Slower Processing Speed Linked to Depression 20 Years Later
The researchers analyzed data from 705 Scottish participants in a study including follow-up from adolescence into adulthood. At age 16, the participants were evaluated on a simple test of cognitive processing speed—reaction time in pressing keys corresponding to numbers (1 to 4) flashed on a screen.
At age 36, the participants completed standard questionnaires assessing depression and anxiety symptoms. The relationship between reaction time in adolescence and mental health in adulthood was assessed, with adjustment for a wide range of other factors (education, lifestyle habits, etc).
Slower cognitive processing speed—that is, longer reaction time—at age 16 was associated with increased anxiety and depression symptoms at age 36. After adjustment, the relationship remained significant for one of the two mental health questionnaires (the General Health Questionnaire), but not the other (the Hospital Anxiety and Depression Scale).
Smoking appeared to play a role in the relationship between teen reaction times and adult depression scores. "This might at least in part reflect the use of cigarettes as a method of relieving or coping with psychological symptoms," Dr. Gale and coauthors write.
The researchers were also interested in assessing the role of the cumulative effects of stress over time, or "allostatic load." As reflected by various measures related to stress—for example, blood pressure and general inflammation—allostatic load seemed to at least partly account for the link between reaction time and anxiety/depression symptoms. However, this relationship was no longer significant after adjustment for other factors.
Previous studies have shown that people with more severe depression have slower reaction times and other cognitive deficits. It has generally been assumed that this "psychomotor slowing" is a consequence of depression, rather than a risk factor for it. The new study suggests that slower processing speed may contribute to the development of mental health disorders—possibly by leading to "increased stress and difficulties responding to adversity earlier in life."

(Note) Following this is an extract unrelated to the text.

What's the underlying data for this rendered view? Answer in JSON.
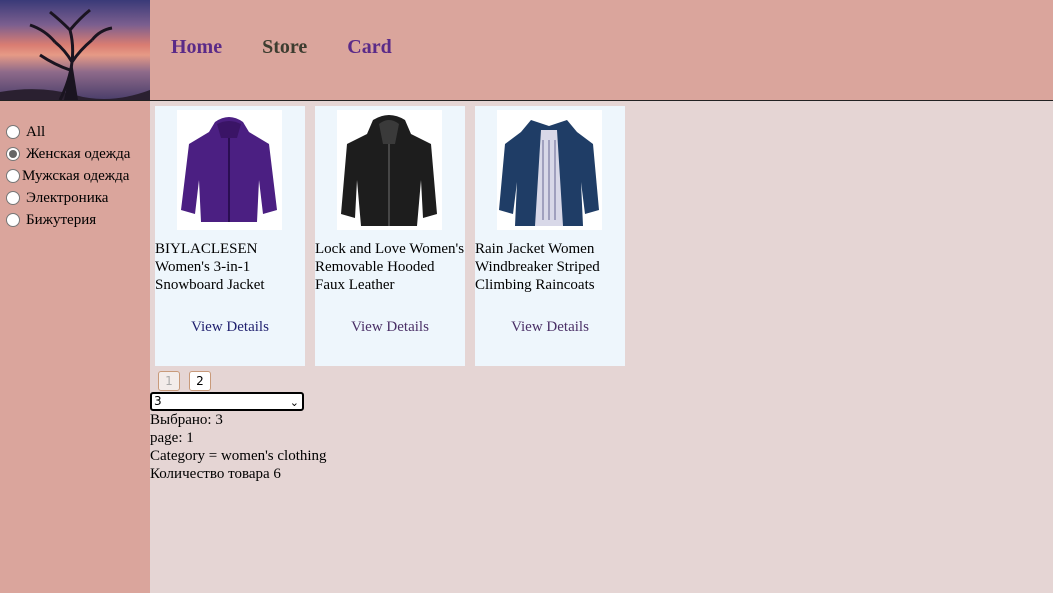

Dr. Gale and colleagues note some key limitations of their study, especially the fact that the participants had a narrow range of depression scores. The researchers conclude, "Further prospective studies of the relation between reaction time and mental health outcomes in other samples are needed to gauge whether reaction time is a true risk factor for mental disorders and to confirm the mediating roles played by smoking and allostatic load."
Article: "Reaction Time in Adolescence, Cumulative Allostatic Load, and Symptoms of Anxiety and Depression in Adulthood: The West of Scotland Twenty-07 Study. (doi: 10.1097/PSY.0000000000000189)

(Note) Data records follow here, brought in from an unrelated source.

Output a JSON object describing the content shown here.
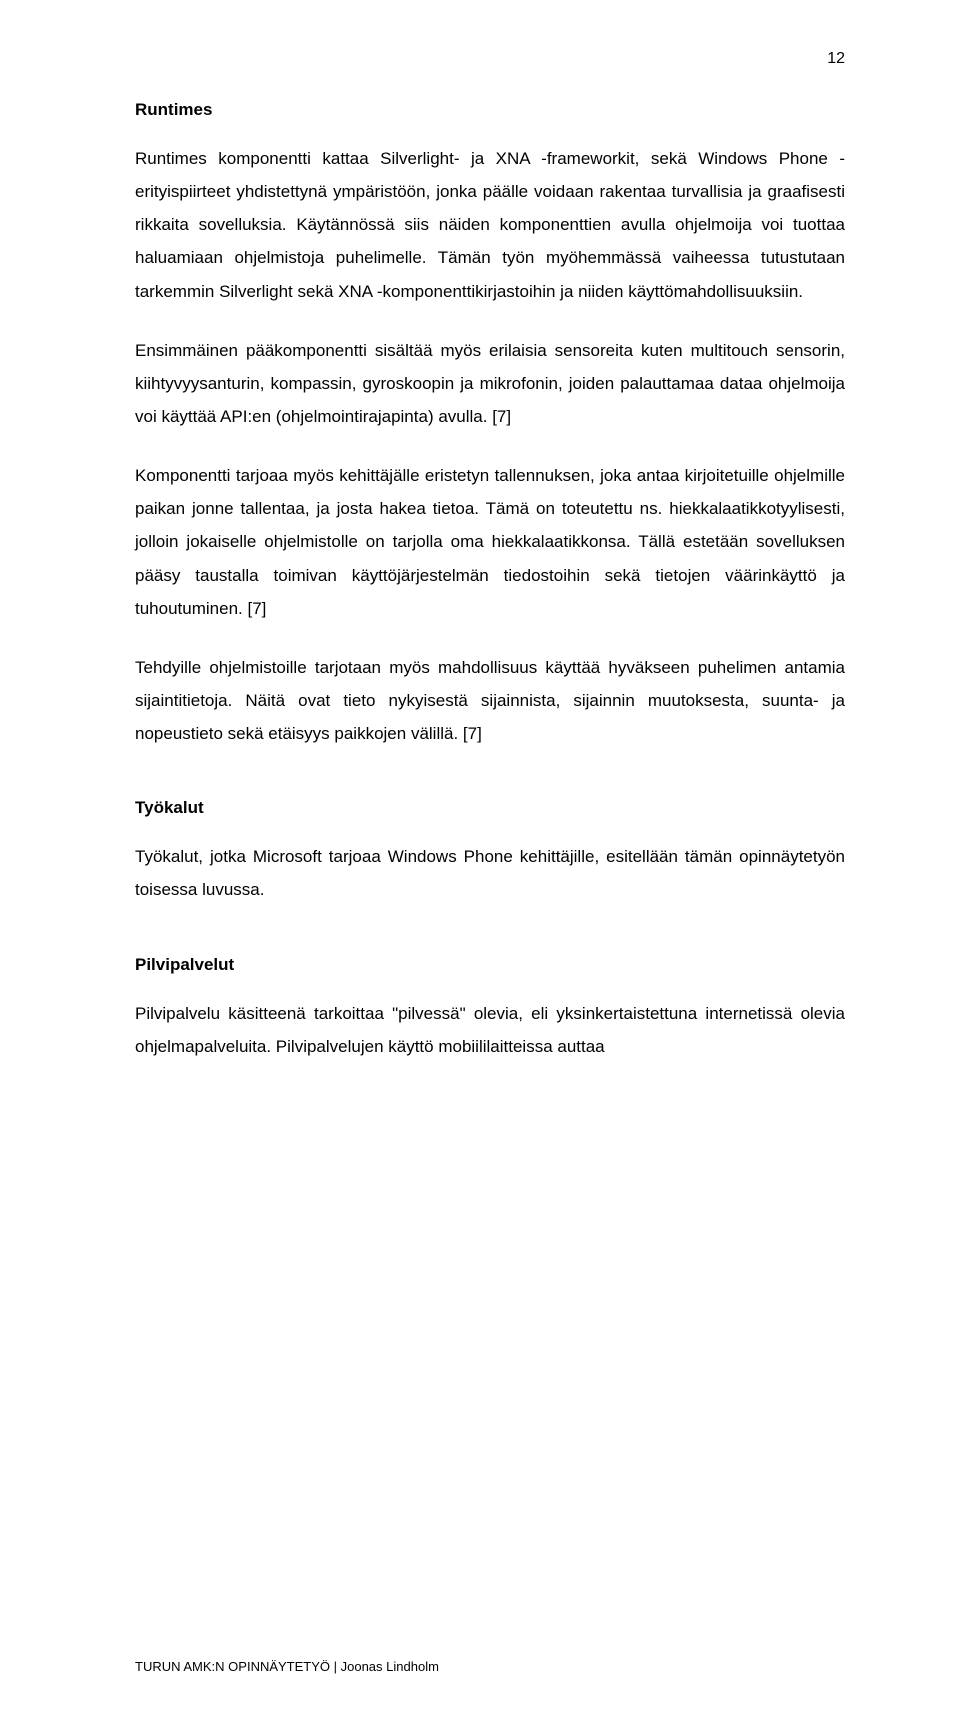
{
  "pageNumber": "12",
  "sections": {
    "runtimes": {
      "heading": "Runtimes",
      "p1": "Runtimes komponentti kattaa Silverlight- ja XNA -frameworkit, sekä Windows Phone -erityispiirteet yhdistettynä ympäristöön, jonka päälle voidaan rakentaa turvallisia ja graafisesti rikkaita sovelluksia. Käytännössä siis näiden komponenttien avulla ohjelmoija voi tuottaa haluamiaan ohjelmistoja puhelimelle. Tämän työn myöhemmässä vaiheessa tutustutaan tarkemmin Silverlight sekä XNA -komponenttikirjastoihin ja niiden käyttömahdollisuuksiin.",
      "p2": "Ensimmäinen pääkomponentti sisältää myös erilaisia sensoreita kuten multitouch sensorin, kiihtyvyysanturin, kompassin, gyroskoopin ja mikrofonin, joiden palauttamaa dataa ohjelmoija voi käyttää API:en (ohjelmointirajapinta) avulla. [7]",
      "p3": "Komponentti tarjoaa myös kehittäjälle eristetyn tallennuksen, joka antaa kirjoitetuille ohjelmille paikan jonne tallentaa, ja josta hakea tietoa. Tämä on toteutettu ns. hiekkalaatikkotyylisesti, jolloin jokaiselle ohjelmistolle on tarjolla oma hiekkalaatikkonsa. Tällä estetään sovelluksen pääsy taustalla toimivan käyttöjärjestelmän tiedostoihin sekä tietojen väärinkäyttö ja tuhoutuminen. [7]",
      "p4": "Tehdyille ohjelmistoille tarjotaan myös mahdollisuus käyttää hyväkseen puhelimen antamia sijaintitietoja. Näitä ovat tieto nykyisestä sijainnista, sijainnin muutoksesta, suunta- ja nopeustieto sekä etäisyys paikkojen välillä. [7]"
    },
    "tools": {
      "heading": "Työkalut",
      "p1": "Työkalut, jotka Microsoft tarjoaa Windows Phone kehittäjille, esitellään tämän opinnäytetyön toisessa luvussa."
    },
    "cloud": {
      "heading": "Pilvipalvelut",
      "p1": "Pilvipalvelu käsitteenä tarkoittaa \"pilvessä\" olevia, eli yksinkertaistettuna internetissä olevia ohjelmapalveluita. Pilvipalvelujen käyttö mobiililaitteissa auttaa"
    }
  },
  "footer": "TURUN AMK:N OPINNÄYTETYÖ | Joonas Lindholm"
}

About Psychosomatic Medicine
Psychosomatic Medicine, Journal of Biobehavioral Medicine, founded in 1939, is the official peer-reviewed journal of the American Psychosomatic Society. It publishes experimental and clinical studies dealing with various aspects of the relationships among social, psychological, and behavioral factors and bodily processes in humans and animals. Psychosomatic Medicine, Journal of Biobehavioral Medicine is an international, interdisciplinary journal devoted to experimental and clinical investigation in behavioral biology, psychiatry, psychology, physiology, anthropology, and clinical medicine. The print journal is published nine times a year; most articles are published online ahead of print.
About the American Psychosomatic Society
The mission of the American Psychosomatic Society is to promote and advance the scientific understanding and multidisciplinary integration of biological, psychological, behavioral and social factors in human health and disease, and to foster the dissemination and application of this understanding in education and health care.
The American Psychosomatic Society is a worldwide community of scholars and clinicians dedicated to the scientific understanding of the interaction of mind, brain, body and social context in promoting health. The organization is devoted to biopsychosocial research and integrated clinical care, and to providing a forum via its website, Annual Meeting and journal, Psychosomatic Medicine, for sharing this research. Its members are from around the world, including specialists from all medical and health-related disciplines, the behavioral sciences, and the social sciences.